Переглянувшись с Женей – у того ведь тоже свои к графине интересы – Дима устало предлагает: «Пошли что ли отсюда». Возле вокзала, на замкнутой добротными пятиэтажными сталинками площади, дежурят такси, ночью довезут за четыреста… Женя сердито считает мелочь. Пропади этот Ваня пропадом.
Повиснув, хоть и не пьяная, на ваниной руке, Ева то и дело останавливается и задирает голову: там, в мутной предрассветной тьме, в набухших снегом облаках, прячутся звезды… должны же они где-то быть… И Ваня уверенно кивает: должны! Потому что без звезд никак нельзя, одной лишь землей в жизни не обойдешься. Дошли молча до университетской общаги, куда пускают ночью исключительно своих, а также вахтеру за снисходительность давших. Вахтеру плевать, кого ведет к себе эта богатая американка, пусть служба безопасности с ними разбирается. Главное, не включать на всю музыку, не орать в коридоре, а если пить, то у себя в комнате.
В коридоре темновато, пахнет жгучим дезодорантом и индийским рисом, в щели из-под дверей пробивается не остывшая еще дневная болтовня, где-то всхлипывает ребенок… Одни приезжают, другие укладывают чемоданы, и нет никаких разногласий между разлукой и встречей. Сегодня, завтра… всегда.

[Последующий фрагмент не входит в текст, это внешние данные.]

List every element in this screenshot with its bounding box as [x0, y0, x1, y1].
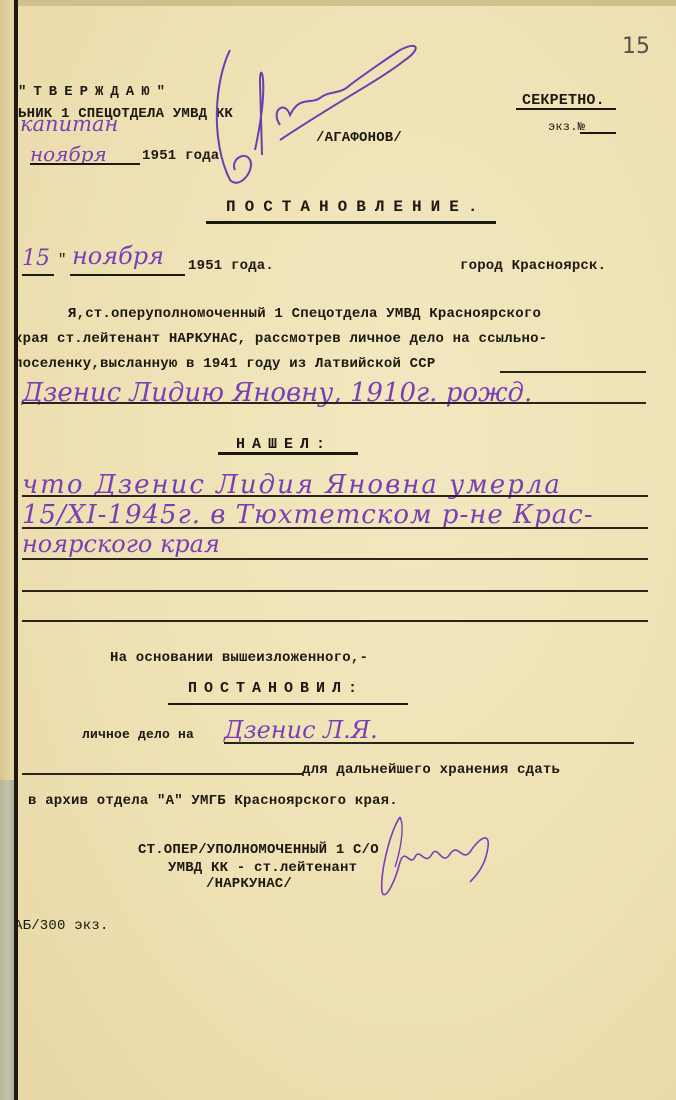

Дойдя до окна в самом конце коридора, Ева усаживается на широкий подоконник, и Ваня остается стоять перед ней, еще толком не зная, зачем он здесь. И удивительное чувство отгороженности от всего мира, надежной от него защищенности незаметно наполняет его, и нет больше важных на земле дел, ради которых стоило бы ежедневно метаться от одного безобразия к другому, да и сами эти безобразия и изъяны сошли вдруг на нет в своей внезапно открывшейся ничтожности, и нет даже никакой на них у Вани обиды. Просто присутствовать при этой инакости, добровольно приобщаясь к долгожданно-чужому, а по сути к своему внутреннему существу, обычно наглухо от рассудка скрытому, а теперь вдруг проступившему, словно морозный узор на стекле, в прозрачности окрылившейся мысли: я есть я в соседстве с тобой.
Ева берет его за обе руки, приблизив к нему лицо, и на него веет чем-то легким, весенним, парижским, словно оба они теперь там… да, как далеко вдруг отодвинулась непрошибаемая, казалось, стена затравленности малым, стена наезженности и скуки! И неважно, что будет потом, завтра или уже сегодня, главное – это произошло… да что же это такое? Ваню обдает изнутри таким жаром, что иной раз лишился бы напрочь ума, но сейчас столько в нем ясного понимания, будто прозрел после долгой слепоты, увидел наконец, узнал. И нет, никакая это не женщина, хотя все в ней – сплошная хрупкость и легкость, словно какая-то невесомая вуаль приняла вдруг женские очертания… нет, это душа, долго таившая себя от мира и теперь, может только на миг, вспыхнувшая… такой исходит от нее жар!
Когда-нибудь, в какой-то другой, неизвестной пока жизни…
Ева прикладывает его ладонь к своей щеке, закрывает глаза, словно пьет, наслаждаясь, какое-то зелье, несколько раз глубоко вздыхает, потом, словно очнувшись, настороженно спрашивает:
– Как тебя зовут?
И тут же как будто сама жалеет, что спросила, к чему ей все эти имена, и опережая его ответ, уверенно заключает:
– Я буду звать тебя Кобель, это самое лучшее из всех мужских имен. Кобель! Кобель?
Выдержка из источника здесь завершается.